Based on the findings of the due diligence process, the definitive agreements of a transaction should provide for adequate representations, warranties, covenants and indemnities in relation to cybersecurity matters. Representations and warranties should cover risks to a target from incidents that may be suffered by key IT vendors of the target. As with other key risk areas, in technology deals, the trend of procuring cybersecurity risk insurance as part of a transaction is becoming increasingly popular.
As Indian businesses go through a rapid phase of digitisation, cybersecurity threats will continue to proliferate. The sectors that are witnessing burgeoning M&A activity in India are predominantly technology- and data-centric, which makes cybersecurity a more pressing concern.
While regulations setting strong cybersecurity protocols can be a blessing in disguise for businesses that are lax in how they manage their IT and data systems, instances of large-scale data breaches may spur knee-jerk reactions from regulators that may leave stakeholders scrambling for clarity.
Regardless of whether regulation requires companies to take cybersecurity seriously, the reputational, business and valuation risks that come with cybersecurity incidents should prompt prudent players to assess the state of their IT systems and take mitigation measures to address risks before, during and after an M&A deal.
For further information on this topic please contact Hemant Krishna at Lakshmikumaran & Sridharan by telephone (+91 11 4129 98000) or email ([email protected]).

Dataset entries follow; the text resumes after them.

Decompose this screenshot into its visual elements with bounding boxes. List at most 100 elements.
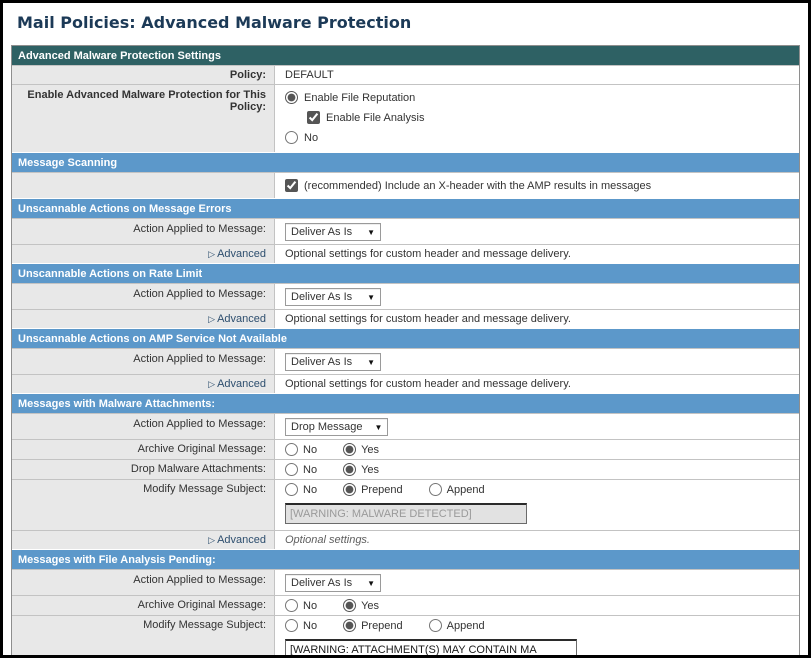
triangle-right-icon: ▷: [208, 249, 215, 259]
xheader-label: (recommended) Include an X-header with t…: [304, 180, 651, 192]
malware-advanced-link[interactable]: ▷Advanced: [208, 534, 266, 546]
enable-file-analysis-label: Enable File Analysis: [326, 112, 424, 124]
malware-subject-no-option[interactable]: No: [285, 483, 317, 496]
message-errors-advanced-link[interactable]: ▷Advanced: [208, 248, 266, 260]
malware-subject-text-input[interactable]: [285, 503, 527, 524]
dropdown-arrow-icon: ▼: [375, 423, 383, 432]
amp-unavailable-action-label: Action Applied to Message:: [12, 349, 275, 374]
pending-archive-yes-option[interactable]: Yes: [343, 599, 379, 612]
malware-advanced-note: Optional settings.: [275, 531, 799, 549]
pending-archive-label: Archive Original Message:: [12, 596, 275, 615]
amp-unavailable-action-row: Action Applied to Message: Deliver As Is…: [12, 348, 799, 374]
pending-archive-no-option[interactable]: No: [285, 599, 317, 612]
amp-settings-table: Advanced Malware Protection Settings Pol…: [11, 45, 800, 658]
xheader-row: (recommended) Include an X-header with t…: [12, 172, 799, 198]
enable-file-reputation-option[interactable]: Enable File Reputation: [285, 91, 789, 104]
pending-subject-text-input[interactable]: [285, 639, 577, 658]
section-header-malware-attachments: Messages with Malware Attachments:: [12, 393, 799, 413]
pending-subject-append-radio[interactable]: [429, 619, 442, 632]
malware-archive-no-radio[interactable]: [285, 443, 298, 456]
pending-action-label: Action Applied to Message:: [12, 570, 275, 595]
malware-subject-label: Modify Message Subject:: [12, 480, 275, 530]
message-errors-action-select[interactable]: Deliver As Is ▼: [285, 223, 381, 241]
rate-limit-action-select[interactable]: Deliver As Is ▼: [285, 288, 381, 306]
pending-subject-row: Modify Message Subject: No Prepend Appen…: [12, 615, 799, 658]
pending-subject-no-option[interactable]: No: [285, 619, 317, 632]
section-header-file-analysis-pending: Messages with File Analysis Pending:: [12, 549, 799, 569]
section-header-unscannable-message-errors: Unscannable Actions on Message Errors: [12, 198, 799, 218]
xheader-empty-label: [12, 173, 275, 198]
pending-action-row: Action Applied to Message: Deliver As Is…: [12, 569, 799, 595]
rate-limit-advanced-row: ▷Advanced Optional settings for custom h…: [12, 309, 799, 328]
dropdown-arrow-icon: ▼: [367, 358, 375, 367]
pending-subject-label: Modify Message Subject:: [12, 616, 275, 658]
malware-subject-no-radio[interactable]: [285, 483, 298, 496]
malware-drop-yes-option[interactable]: Yes: [343, 463, 379, 476]
rate-limit-action-row: Action Applied to Message: Deliver As Is…: [12, 283, 799, 309]
message-errors-action-row: Action Applied to Message: Deliver As Is…: [12, 218, 799, 244]
page: Mail Policies: Advanced Malware Protecti…: [0, 0, 811, 658]
enable-amp-label: Enable Advanced Malware Protection for T…: [12, 85, 275, 152]
malware-subject-append-option[interactable]: Append: [429, 483, 485, 496]
amp-unavailable-advanced-link[interactable]: ▷Advanced: [208, 378, 266, 390]
dropdown-arrow-icon: ▼: [367, 293, 375, 302]
pending-subject-append-option[interactable]: Append: [429, 619, 485, 632]
malware-subject-row: Modify Message Subject: No Prepend Appen…: [12, 479, 799, 530]
section-header-unscannable-rate-limit: Unscannable Actions on Rate Limit: [12, 263, 799, 283]
pending-subject-prepend-radio[interactable]: [343, 619, 356, 632]
malware-drop-no-radio[interactable]: [285, 463, 298, 476]
malware-action-label: Action Applied to Message:: [12, 414, 275, 439]
amp-unavailable-advanced-row: ▷Advanced Optional settings for custom h…: [12, 374, 799, 393]
enable-no-label: No: [304, 132, 318, 144]
xheader-option[interactable]: (recommended) Include an X-header with t…: [285, 179, 789, 192]
malware-advanced-row: ▷Advanced Optional settings.: [12, 530, 799, 549]
dropdown-arrow-icon: ▼: [367, 228, 375, 237]
pending-archive-no-radio[interactable]: [285, 599, 298, 612]
malware-archive-row: Archive Original Message: No Yes: [12, 439, 799, 459]
malware-subject-append-radio[interactable]: [429, 483, 442, 496]
malware-subject-prepend-radio[interactable]: [343, 483, 356, 496]
pending-subject-prepend-option[interactable]: Prepend: [343, 619, 403, 632]
policy-row: Policy: DEFAULT: [12, 65, 799, 84]
amp-unavailable-advanced-note: Optional settings for custom header and …: [275, 375, 799, 393]
malware-archive-yes-radio[interactable]: [343, 443, 356, 456]
malware-archive-label: Archive Original Message:: [12, 440, 275, 459]
section-header-unscannable-amp-unavailable: Unscannable Actions on AMP Service Not A…: [12, 328, 799, 348]
enable-file-analysis-checkbox[interactable]: [307, 111, 320, 124]
malware-drop-label: Drop Malware Attachments:: [12, 460, 275, 479]
policy-label: Policy:: [12, 66, 275, 84]
page-title: Mail Policies: Advanced Malware Protecti…: [3, 3, 808, 45]
enable-no-radio[interactable]: [285, 131, 298, 144]
message-errors-advanced-row: ▷Advanced Optional settings for custom h…: [12, 244, 799, 263]
message-errors-action-label: Action Applied to Message:: [12, 219, 275, 244]
triangle-right-icon: ▷: [208, 535, 215, 545]
enable-file-analysis-option[interactable]: Enable File Analysis: [307, 111, 789, 124]
pending-action-select[interactable]: Deliver As Is ▼: [285, 574, 381, 592]
malware-action-select[interactable]: Drop Message ▼: [285, 418, 388, 436]
enable-file-reputation-radio[interactable]: [285, 91, 298, 104]
pending-archive-yes-radio[interactable]: [343, 599, 356, 612]
xheader-checkbox[interactable]: [285, 179, 298, 192]
malware-action-row: Action Applied to Message: Drop Message …: [12, 413, 799, 439]
rate-limit-advanced-link[interactable]: ▷Advanced: [208, 313, 266, 325]
enable-amp-row: Enable Advanced Malware Protection for T…: [12, 84, 799, 152]
malware-drop-no-option[interactable]: No: [285, 463, 317, 476]
malware-subject-prepend-option[interactable]: Prepend: [343, 483, 403, 496]
section-header-message-scanning: Message Scanning: [12, 152, 799, 172]
enable-file-reputation-label: Enable File Reputation: [304, 92, 415, 104]
rate-limit-action-label: Action Applied to Message:: [12, 284, 275, 309]
dropdown-arrow-icon: ▼: [367, 579, 375, 588]
enable-no-option[interactable]: No: [285, 131, 789, 144]
policy-value: DEFAULT: [275, 66, 799, 84]
amp-unavailable-action-select[interactable]: Deliver As Is ▼: [285, 353, 381, 371]
malware-drop-row: Drop Malware Attachments: No Yes: [12, 459, 799, 479]
table-main-header: Advanced Malware Protection Settings: [12, 46, 799, 65]
malware-archive-no-option[interactable]: No: [285, 443, 317, 456]
malware-drop-yes-radio[interactable]: [343, 463, 356, 476]
message-errors-advanced-note: Optional settings for custom header and …: [275, 245, 799, 263]
rate-limit-advanced-note: Optional settings for custom header and …: [275, 310, 799, 328]
pending-subject-no-radio[interactable]: [285, 619, 298, 632]
triangle-right-icon: ▷: [208, 314, 215, 324]
pending-archive-row: Archive Original Message: No Yes: [12, 595, 799, 615]
malware-archive-yes-option[interactable]: Yes: [343, 443, 379, 456]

The Lakshmikumaran & Sridharan website can be accessed at www.lakshmisri.com.
Endnotes
(1) Cybersecurity incidents can occur in many forms and frequently involve a data breach of some kind. The most common types of cybersecurity incidents that companies encounter include:
- phishing;
- malware;
- drive-by downloads;
- SQL injections;
- denial-of-service attacks; and
- privilege escalation attacks.
(2) These directions raised privacy concerns and came under heavy criticism for potentially enabling worse outcomes in case of cyberattacks by imposing highly onerous data-maintenance requirements, among others. Due to the concerns, the directions were followed up with certain FAQs and an extension was issued to certain categories of stakeholders for the implementation of the protocols.